< Zacharia 5 >
1 Weer sloeg ik mijn ogen op, en zag toe. Zie, daar was een vliegende boekrol.
Potom opet podigoh oèi svoje i vidjeh, a to knjiga leæaše.
2 Hij sprak tot mij: Wat ziet ge? Ik zeide: Ik zie een vliegende boekrol, twintig el lang en tien el breed.
I on mi reèe: šta vidiš? A ja rekoh: vidim knjigu gdje leti, dužina joj dvadeset lakata a širina deset lakata.
3 Hij sprak tot mij: Dit is de vloek, die rondwaart door het hele land.

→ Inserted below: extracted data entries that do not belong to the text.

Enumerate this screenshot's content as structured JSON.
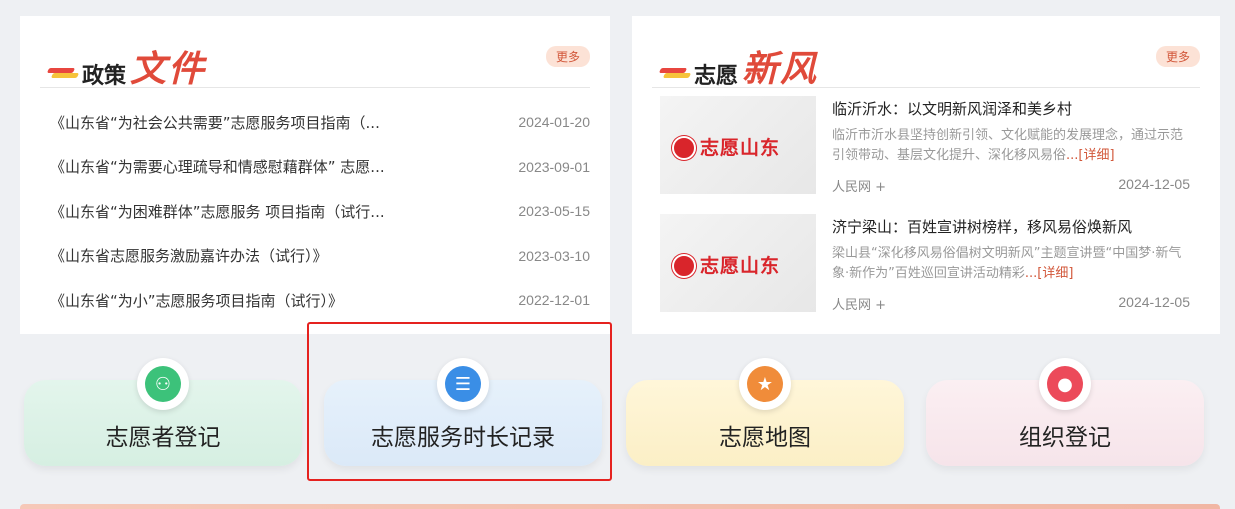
{
  "policy": {
    "title_a": "政策",
    "title_b": "文件",
    "more": "更多",
    "items": [
      {
        "title": "《山东省“为社会公共需要”志愿服务项目指南（...",
        "date": "2024-01-20"
      },
      {
        "title": "《山东省“为需要心理疏导和情感慰藉群体” 志愿...",
        "date": "2023-09-01"
      },
      {
        "title": "《山东省“为困难群体”志愿服务 项目指南（试行...",
        "date": "2023-05-15"
      },
      {
        "title": "《山东省志愿服务激励嘉许办法（试行）》",
        "date": "2023-03-10"
      },
      {
        "title": "《山东省“为小”志愿服务项目指南（试行）》",
        "date": "2022-12-01"
      }
    ]
  },
  "news": {
    "title_a": "志愿",
    "title_b": "新风",
    "more": "更多",
    "items": [
      {
        "image_text": "志愿山东",
        "title": "临沂沂水：以文明新风润泽和美乡村",
        "desc": "临沂市沂水县坚持创新引领、文化赋能的发展理念，通过示范引领带动、基层文化提升、深化移风易俗",
        "detail": "...[详细]",
        "source": "人民网 +",
        "date": "2024-12-05"
      },
      {
        "image_text": "志愿山东",
        "title": "济宁梁山：百姓宣讲树榜样，移风易俗焕新风",
        "desc": "梁山县“深化移风易俗倡树文明新风”主题宣讲暨“中国梦·新气象·新作为”百姓巡回宣讲活动精彩",
        "detail": "...[详细]",
        "source": "人民网 +",
        "date": "2024-12-05"
      }
    ]
  },
  "cards": [
    {
      "label": "志愿者登记",
      "icon": "volunteer-register-icon",
      "color": "#3cc27a"
    },
    {
      "label": "志愿服务时长记录",
      "icon": "service-hours-icon",
      "color": "#3a8ee6"
    },
    {
      "label": "志愿地图",
      "icon": "map-icon",
      "color": "#f08c3a"
    },
    {
      "label": "组织登记",
      "icon": "organization-icon",
      "color": "#ec4a5a"
    }
  ]
}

Want, naar er op geschreven staat, wordt van dit ogenblik af iedere dief weggevaagd, iedere meinedige weggevaagd van dit ogenblik af.
Tada mi reèe: to je prokletstvo koje izaðe na svu zemlju, jer svaki koji krade istrijebiæe se po njoj s jedne strane, i koji se god kune krivo istrijebiæe se po njoj s druge strane.

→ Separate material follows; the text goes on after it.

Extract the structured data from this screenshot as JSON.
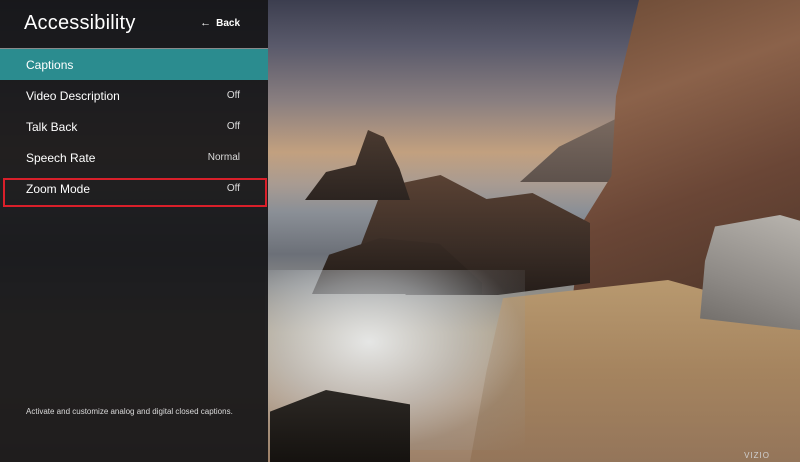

4 Ik heb hem ontketend, is de godsspraak van Jahweh der heirscharen; hij zal het huis van den dief binnendringen, en het huis van hem, die meinedig zweert bij mijn Naam; hij zal in dit huis overnachten, en het vernielen met balken en stenen.

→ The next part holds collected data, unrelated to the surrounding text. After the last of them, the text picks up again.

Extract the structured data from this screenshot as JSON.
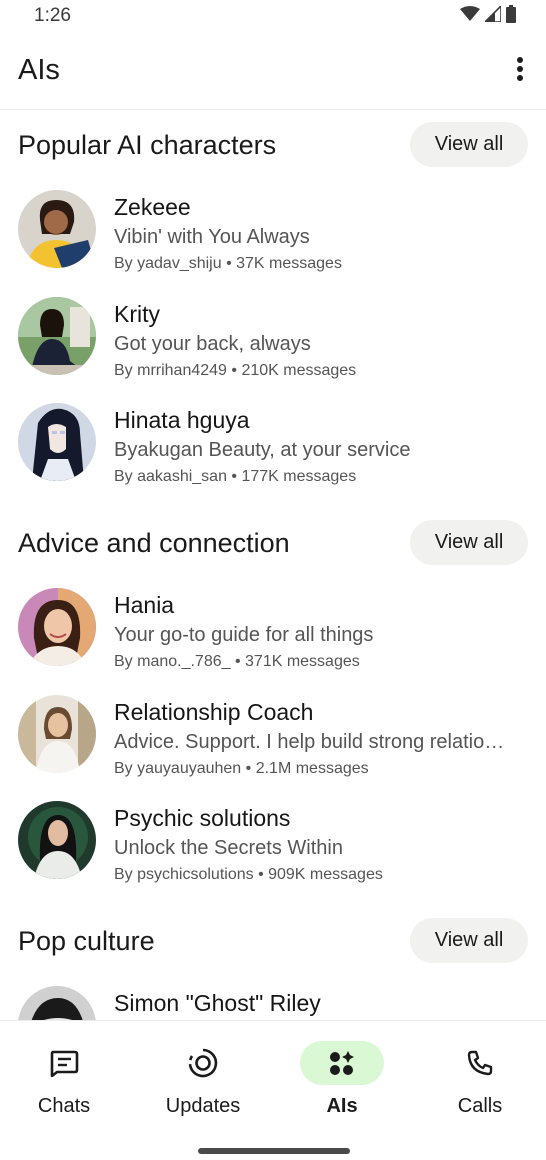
{
  "status_bar": {
    "time": "1:26",
    "icons": [
      "wifi-icon",
      "signal-icon",
      "battery-icon"
    ]
  },
  "app_bar": {
    "title": "AIs",
    "menu_icon": "more-vert-icon"
  },
  "sections": [
    {
      "title": "Popular AI characters",
      "view_all_label": "View all",
      "items": [
        {
          "name": "Zekeee",
          "description": "Vibin' with You Always",
          "meta": "By yadav_shiju • 37K messages"
        },
        {
          "name": "Krity",
          "description": "Got your back, always",
          "meta": "By mrrihan4249 • 210K messages"
        },
        {
          "name": "Hinata hguya",
          "description": "Byakugan Beauty, at your service",
          "meta": "By aakashi_san • 177K messages"
        }
      ]
    },
    {
      "title": "Advice and connection",
      "view_all_label": "View all",
      "items": [
        {
          "name": "Hania",
          "description": "Your go-to guide for all things",
          "meta": "By mano._.786_ • 371K messages"
        },
        {
          "name": " Relationship Coach",
          "description": "Advice. Support. I help build strong relatio…",
          "meta": "By yauyauyauhen • 2.1M messages"
        },
        {
          "name": "Psychic solutions",
          "description": "Unlock the Secrets Within",
          "meta": "By psychicsolutions • 909K messages"
        }
      ]
    },
    {
      "title": "Pop culture",
      "view_all_label": "View all",
      "items": [
        {
          "name": "Simon \"Ghost\" Riley"
        }
      ]
    }
  ],
  "bottom_nav": {
    "items": [
      {
        "label": "Chats",
        "icon": "chats-icon",
        "active": false
      },
      {
        "label": "Updates",
        "icon": "updates-icon",
        "active": false
      },
      {
        "label": "AIs",
        "icon": "ais-icon",
        "active": true
      },
      {
        "label": "Calls",
        "icon": "calls-icon",
        "active": false
      }
    ]
  },
  "colors": {
    "active_nav_pill": "#d9f8d3",
    "view_all_bg": "#f1f1ef",
    "secondary_text": "#555555"
  }
}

Ja æu je pustiti, govori Gospod nad vojskama, te æe doæi na kuæu lupežu i na kuæu onome koji se kune mojim imenom krivo, i stajaæe mu usred kuæe i satræe je, i drvlje joj i kamenje.
5 Toen verscheen de engel, die tot mij sprak, en zeide tot mij: Sla uw ogen op en zie, wat daar te voorschijn komt.
Potom izide anðeo koji govoraše sa mnom, i reèe mi: podigni oèi svoje i vidi šta je ovo što izlazi.
6 Ik zeide: Wat is het? Hij sprak: Dat is de korenmaat, die te voorschijn komt. Hij vervolgde: Dit is hun schuld in het hele land!
A ja rekoh: šta je? A on reèe: to je efa što izlazi. I reèe: to im je oko po svoj zemlji.
7 Toen werd een loden deksel opgelicht, en zie, in de korenmaat zat een vrouw!
I gle, podizaše se talanat olova, i jedna žena sjeðaše usred efe.
8 Hij sprak: Dit is de goddeloosheid! Toen drukte hij haar in de korenmaat terug, en sloeg het loden gewicht op de opening dicht.
I on reèe: to je bezbožnost. I vrže je usred efe, i vrže onaj komad olova ozgo na ždrijelo joj.
9 Ik sloeg mijn ogen op, en zag toe. En zie, daar verschenen twee vrouwen; ze hadden vleugels als die van een ooievaar, en de wind blies in haar vleugels. Ze hieven de korenmaat op tussen aarde en hemel.
I podigoh oèi svoje i vidjeh, a to dvije žene izlažahu, i vjetar im bijaše pod krilima, a krila im bijahu kao u rode, i digoše efu meðu zemlju i nebo.
10 Ik vroeg den engel, die tot mij sprak: Waar brengen ze de korenmaat heen?
I rekoh anðelu koji govoraše sa mnom: kuda one nose efu?
11 Hij gaf mij ten antwoord: Ze gaan haar een huis in Sjinar bouwen. Wanneer dit gereed is, wordt ze daar op haar plaats gezet!
A on mi reèe: da joj naèine kuæu u zemlji Senaru; i ondje æe se namjestiti i postaviti na svoje podnožje.